Fueling plug-in vehicles with electricity is currently cost effective compared to using gasoline, especially if drivers take advantage of off-peak rates offered by many utilities. Electricity costs can vary by region, type of generation, time of use, and access point. Learn about factors affecting electricity prices from the U.S. Energy Information Administration.

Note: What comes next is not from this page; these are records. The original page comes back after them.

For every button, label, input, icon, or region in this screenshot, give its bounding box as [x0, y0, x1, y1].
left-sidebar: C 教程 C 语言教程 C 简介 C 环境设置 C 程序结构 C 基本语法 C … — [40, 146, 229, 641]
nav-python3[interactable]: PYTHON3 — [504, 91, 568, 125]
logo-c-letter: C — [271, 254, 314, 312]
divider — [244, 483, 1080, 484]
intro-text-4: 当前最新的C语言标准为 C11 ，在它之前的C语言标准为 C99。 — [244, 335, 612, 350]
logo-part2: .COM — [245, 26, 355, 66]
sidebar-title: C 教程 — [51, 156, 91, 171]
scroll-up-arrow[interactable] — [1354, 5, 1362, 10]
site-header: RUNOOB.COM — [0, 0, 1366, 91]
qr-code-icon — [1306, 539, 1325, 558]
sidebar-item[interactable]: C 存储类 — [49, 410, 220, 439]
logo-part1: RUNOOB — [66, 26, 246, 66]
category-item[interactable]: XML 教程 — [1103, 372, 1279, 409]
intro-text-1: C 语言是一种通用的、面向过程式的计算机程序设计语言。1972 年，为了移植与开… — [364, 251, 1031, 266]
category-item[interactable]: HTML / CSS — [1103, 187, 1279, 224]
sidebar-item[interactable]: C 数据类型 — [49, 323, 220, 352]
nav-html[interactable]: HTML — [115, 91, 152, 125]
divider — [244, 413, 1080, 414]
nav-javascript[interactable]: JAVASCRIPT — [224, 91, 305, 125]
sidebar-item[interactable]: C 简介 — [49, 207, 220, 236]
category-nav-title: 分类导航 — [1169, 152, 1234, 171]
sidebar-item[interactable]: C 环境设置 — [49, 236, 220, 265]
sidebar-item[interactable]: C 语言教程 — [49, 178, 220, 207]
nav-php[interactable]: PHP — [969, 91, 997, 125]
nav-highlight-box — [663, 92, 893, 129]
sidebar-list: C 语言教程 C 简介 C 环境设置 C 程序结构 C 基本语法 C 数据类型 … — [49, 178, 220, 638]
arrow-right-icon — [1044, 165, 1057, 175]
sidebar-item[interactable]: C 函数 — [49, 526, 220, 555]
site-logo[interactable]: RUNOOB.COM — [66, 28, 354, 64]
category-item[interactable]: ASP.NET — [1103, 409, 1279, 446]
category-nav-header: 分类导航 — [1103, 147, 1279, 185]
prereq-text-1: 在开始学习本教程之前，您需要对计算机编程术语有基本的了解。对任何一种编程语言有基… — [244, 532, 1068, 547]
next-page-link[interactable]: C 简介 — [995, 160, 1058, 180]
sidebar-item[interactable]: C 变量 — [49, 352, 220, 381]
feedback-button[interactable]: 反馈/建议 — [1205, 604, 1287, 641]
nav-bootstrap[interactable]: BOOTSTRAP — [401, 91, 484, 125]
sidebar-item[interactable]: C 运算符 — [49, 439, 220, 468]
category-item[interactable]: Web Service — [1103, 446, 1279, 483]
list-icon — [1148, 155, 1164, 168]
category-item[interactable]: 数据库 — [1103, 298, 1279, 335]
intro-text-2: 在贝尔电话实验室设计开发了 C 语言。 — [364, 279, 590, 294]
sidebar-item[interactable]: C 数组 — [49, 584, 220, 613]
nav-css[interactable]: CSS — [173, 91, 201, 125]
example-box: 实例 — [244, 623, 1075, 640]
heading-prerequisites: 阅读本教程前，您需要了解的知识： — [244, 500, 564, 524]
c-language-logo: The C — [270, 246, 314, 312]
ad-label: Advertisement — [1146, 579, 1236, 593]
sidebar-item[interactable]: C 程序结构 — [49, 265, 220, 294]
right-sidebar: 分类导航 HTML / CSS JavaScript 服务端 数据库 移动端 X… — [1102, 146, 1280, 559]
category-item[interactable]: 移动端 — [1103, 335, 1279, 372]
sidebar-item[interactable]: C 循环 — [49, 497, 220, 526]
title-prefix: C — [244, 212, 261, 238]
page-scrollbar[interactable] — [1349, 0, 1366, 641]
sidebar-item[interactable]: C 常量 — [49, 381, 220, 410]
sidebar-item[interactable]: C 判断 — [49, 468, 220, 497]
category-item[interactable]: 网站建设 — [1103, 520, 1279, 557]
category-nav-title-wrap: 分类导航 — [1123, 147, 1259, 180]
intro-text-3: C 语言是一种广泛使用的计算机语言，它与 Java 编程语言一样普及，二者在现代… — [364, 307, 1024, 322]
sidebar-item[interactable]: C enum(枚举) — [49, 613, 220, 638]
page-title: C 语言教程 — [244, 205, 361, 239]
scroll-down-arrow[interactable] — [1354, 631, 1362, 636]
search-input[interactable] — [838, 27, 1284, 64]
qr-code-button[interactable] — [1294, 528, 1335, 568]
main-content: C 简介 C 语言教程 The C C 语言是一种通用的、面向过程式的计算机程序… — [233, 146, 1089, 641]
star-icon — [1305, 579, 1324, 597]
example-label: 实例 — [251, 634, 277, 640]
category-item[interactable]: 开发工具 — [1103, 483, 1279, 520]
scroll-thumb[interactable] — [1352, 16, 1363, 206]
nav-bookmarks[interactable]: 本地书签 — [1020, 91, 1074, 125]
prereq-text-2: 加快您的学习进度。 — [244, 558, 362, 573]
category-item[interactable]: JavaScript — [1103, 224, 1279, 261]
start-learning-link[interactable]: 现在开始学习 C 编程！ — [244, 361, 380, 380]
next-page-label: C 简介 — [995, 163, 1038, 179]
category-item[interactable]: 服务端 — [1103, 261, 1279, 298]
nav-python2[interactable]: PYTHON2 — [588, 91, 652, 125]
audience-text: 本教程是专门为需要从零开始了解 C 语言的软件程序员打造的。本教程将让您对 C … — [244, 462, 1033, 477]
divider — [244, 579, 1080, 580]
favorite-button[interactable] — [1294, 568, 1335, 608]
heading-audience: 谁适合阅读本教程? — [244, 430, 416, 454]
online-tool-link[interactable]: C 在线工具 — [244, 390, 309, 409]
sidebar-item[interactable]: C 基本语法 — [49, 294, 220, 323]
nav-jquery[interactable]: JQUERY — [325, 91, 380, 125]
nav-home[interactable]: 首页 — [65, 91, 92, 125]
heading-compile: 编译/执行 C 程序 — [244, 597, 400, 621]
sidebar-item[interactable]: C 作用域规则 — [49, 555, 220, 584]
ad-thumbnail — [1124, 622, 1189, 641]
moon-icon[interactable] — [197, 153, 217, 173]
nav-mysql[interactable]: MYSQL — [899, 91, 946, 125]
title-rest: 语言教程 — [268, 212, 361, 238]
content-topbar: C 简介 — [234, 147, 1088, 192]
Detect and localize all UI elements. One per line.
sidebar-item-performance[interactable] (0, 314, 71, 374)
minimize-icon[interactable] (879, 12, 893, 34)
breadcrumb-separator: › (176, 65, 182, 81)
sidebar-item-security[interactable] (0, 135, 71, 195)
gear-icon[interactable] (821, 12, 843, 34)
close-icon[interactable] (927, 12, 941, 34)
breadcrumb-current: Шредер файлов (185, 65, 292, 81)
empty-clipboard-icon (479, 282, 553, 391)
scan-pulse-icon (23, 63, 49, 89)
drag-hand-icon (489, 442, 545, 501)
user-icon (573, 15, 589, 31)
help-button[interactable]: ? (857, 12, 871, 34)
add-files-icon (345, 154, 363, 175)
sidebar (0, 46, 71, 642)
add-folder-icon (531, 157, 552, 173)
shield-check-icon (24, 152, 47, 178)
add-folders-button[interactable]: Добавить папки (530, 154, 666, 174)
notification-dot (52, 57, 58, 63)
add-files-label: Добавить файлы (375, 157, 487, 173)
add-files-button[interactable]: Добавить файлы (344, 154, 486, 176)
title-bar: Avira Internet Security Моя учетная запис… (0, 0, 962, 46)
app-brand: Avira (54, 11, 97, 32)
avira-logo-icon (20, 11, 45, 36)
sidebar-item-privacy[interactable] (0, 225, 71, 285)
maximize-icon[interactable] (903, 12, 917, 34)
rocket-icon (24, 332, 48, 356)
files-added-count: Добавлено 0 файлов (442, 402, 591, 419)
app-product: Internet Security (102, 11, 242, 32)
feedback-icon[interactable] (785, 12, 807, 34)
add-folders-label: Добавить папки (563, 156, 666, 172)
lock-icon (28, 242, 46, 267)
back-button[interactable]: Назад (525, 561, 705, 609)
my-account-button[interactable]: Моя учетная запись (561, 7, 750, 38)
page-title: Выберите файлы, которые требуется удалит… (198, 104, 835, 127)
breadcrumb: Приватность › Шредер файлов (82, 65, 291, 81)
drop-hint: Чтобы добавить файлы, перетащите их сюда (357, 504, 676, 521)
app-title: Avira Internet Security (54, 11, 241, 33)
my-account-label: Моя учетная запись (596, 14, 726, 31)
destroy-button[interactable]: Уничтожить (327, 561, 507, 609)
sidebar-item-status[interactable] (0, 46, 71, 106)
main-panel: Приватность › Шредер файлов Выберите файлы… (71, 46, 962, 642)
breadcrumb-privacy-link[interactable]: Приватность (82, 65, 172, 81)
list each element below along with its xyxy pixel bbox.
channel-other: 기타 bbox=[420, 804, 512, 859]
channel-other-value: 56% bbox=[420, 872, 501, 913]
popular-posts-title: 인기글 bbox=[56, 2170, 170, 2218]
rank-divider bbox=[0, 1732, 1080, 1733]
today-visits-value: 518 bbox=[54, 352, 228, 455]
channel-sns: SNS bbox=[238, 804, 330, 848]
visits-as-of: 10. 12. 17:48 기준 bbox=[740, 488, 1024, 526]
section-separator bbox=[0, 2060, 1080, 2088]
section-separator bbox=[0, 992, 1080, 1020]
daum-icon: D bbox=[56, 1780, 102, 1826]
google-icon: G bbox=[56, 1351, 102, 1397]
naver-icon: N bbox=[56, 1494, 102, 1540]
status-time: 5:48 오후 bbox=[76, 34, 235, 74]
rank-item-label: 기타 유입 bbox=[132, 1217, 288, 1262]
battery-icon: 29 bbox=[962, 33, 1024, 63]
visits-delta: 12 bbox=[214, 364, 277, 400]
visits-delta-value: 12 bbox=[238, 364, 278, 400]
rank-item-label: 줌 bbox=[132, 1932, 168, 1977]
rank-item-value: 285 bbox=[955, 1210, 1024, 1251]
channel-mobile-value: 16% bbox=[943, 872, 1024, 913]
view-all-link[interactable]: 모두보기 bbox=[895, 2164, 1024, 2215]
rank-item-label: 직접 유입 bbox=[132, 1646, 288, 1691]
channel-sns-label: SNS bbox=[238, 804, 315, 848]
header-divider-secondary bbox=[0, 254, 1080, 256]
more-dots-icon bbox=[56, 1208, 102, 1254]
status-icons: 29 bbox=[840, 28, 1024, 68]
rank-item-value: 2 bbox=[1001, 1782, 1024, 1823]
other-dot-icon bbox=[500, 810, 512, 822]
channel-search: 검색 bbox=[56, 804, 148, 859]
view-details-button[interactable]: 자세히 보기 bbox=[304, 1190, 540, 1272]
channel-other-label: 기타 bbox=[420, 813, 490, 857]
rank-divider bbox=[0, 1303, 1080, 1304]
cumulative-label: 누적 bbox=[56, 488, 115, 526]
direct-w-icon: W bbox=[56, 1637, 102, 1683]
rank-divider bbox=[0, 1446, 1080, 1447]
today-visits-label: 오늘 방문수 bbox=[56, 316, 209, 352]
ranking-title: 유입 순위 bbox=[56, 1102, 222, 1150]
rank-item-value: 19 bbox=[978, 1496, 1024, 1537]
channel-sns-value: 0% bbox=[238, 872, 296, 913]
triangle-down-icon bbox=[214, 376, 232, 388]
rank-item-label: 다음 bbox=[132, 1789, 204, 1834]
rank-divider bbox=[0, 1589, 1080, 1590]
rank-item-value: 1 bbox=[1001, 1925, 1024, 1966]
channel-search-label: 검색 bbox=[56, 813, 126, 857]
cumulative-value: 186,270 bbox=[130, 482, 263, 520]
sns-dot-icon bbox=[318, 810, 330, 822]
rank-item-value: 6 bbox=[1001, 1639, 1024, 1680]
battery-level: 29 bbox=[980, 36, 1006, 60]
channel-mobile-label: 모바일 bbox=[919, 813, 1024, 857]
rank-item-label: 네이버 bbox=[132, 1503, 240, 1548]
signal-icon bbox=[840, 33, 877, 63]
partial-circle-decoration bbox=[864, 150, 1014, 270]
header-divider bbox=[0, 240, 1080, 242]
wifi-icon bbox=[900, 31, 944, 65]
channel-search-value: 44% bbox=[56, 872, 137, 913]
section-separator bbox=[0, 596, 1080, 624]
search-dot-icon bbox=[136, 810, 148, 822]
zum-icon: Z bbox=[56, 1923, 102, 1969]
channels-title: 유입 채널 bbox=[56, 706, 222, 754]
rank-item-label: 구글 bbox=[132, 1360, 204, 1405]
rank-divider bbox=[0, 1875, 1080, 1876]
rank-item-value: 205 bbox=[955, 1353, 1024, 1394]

Many plug-in electric vehicle owners choose to do the majority of their charging at home (or at fleet facilities, in the case of fleets). Some employers offer access to charging at the workplace. In many states, plug-in electric vehicle drivers also have access to public charging stations at libraries, shopping centers, hospitals, and businesses. Charging infrastructure is rapidly expanding, providing drivers with the convenience, range, and confidence to meet more of their transportation needs with plug-in electric vehicles.